I just checked my calendar. The exposure was actually 11 months ago.  Does your statement still stand, or the test result is invalid?
30 months ago
Side note: My dentist ordered this test https://www.oraldna.com/oral-hpv-testing.html through Quest only.   Quest Diagnostics own this test--the expert said to me on the phone call.
30 months ago
Side note 2: My doc ordered this test. http://www.questdiagnostics.com/testcenter/BUOrderInfo.action?tc=90562&labCode=DLO    The expert on the phone said both are the same. 
H. Hunter Handsfield, MD
H. Hunter Handsfield, MD
30 months ago
"Does your statement still stand"?  Yes. At the time you were tested, it is unlikely you were infected with any HPV type detectable by the DNA test used. The test cannot detect previous HPV infections that then cleared up. For the reasons discussed (and more reasons below), there are no guarantees you don't have HPV and never will be.

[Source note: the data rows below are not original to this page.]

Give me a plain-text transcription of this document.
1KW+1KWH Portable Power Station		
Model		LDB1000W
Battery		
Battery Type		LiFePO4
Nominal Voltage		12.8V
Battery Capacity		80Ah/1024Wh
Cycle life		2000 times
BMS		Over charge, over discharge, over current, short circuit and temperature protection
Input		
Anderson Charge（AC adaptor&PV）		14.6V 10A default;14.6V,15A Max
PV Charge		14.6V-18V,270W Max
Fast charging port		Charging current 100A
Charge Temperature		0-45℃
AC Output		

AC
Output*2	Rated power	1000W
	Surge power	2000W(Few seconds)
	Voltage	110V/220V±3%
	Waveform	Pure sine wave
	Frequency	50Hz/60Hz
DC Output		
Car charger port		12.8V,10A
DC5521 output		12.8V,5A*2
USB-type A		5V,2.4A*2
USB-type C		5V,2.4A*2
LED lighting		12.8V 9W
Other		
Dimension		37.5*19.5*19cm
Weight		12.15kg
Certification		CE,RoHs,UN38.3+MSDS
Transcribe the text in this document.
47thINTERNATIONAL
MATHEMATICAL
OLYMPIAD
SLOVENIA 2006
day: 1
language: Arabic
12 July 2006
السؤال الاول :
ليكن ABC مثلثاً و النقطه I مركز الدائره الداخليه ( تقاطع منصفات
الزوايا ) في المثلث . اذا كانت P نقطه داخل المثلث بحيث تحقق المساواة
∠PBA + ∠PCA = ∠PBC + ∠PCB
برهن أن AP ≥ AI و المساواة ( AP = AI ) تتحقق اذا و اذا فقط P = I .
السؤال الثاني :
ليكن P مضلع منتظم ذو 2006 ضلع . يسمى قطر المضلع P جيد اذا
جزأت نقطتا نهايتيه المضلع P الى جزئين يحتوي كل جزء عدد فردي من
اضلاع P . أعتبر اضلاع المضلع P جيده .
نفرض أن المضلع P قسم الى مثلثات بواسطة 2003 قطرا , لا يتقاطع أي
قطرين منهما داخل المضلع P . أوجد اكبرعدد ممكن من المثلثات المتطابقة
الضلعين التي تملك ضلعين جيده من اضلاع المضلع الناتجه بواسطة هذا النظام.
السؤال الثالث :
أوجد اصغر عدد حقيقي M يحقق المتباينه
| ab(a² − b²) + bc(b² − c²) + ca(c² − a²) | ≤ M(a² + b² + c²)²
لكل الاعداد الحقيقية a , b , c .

Further to my comments above about test reliability:  To my knowledge, there are no FDA approved oral tests for HPV. In addition to FDA approval, labs have the option of conducting their own studies to determine test performance. That probably is what Quest did with this text. Whether it will prove to be a reliable test remains to be seen.

That completes the two follow-up comments and replies included with each question and so ends this thread. I hope the discussion has been helpful.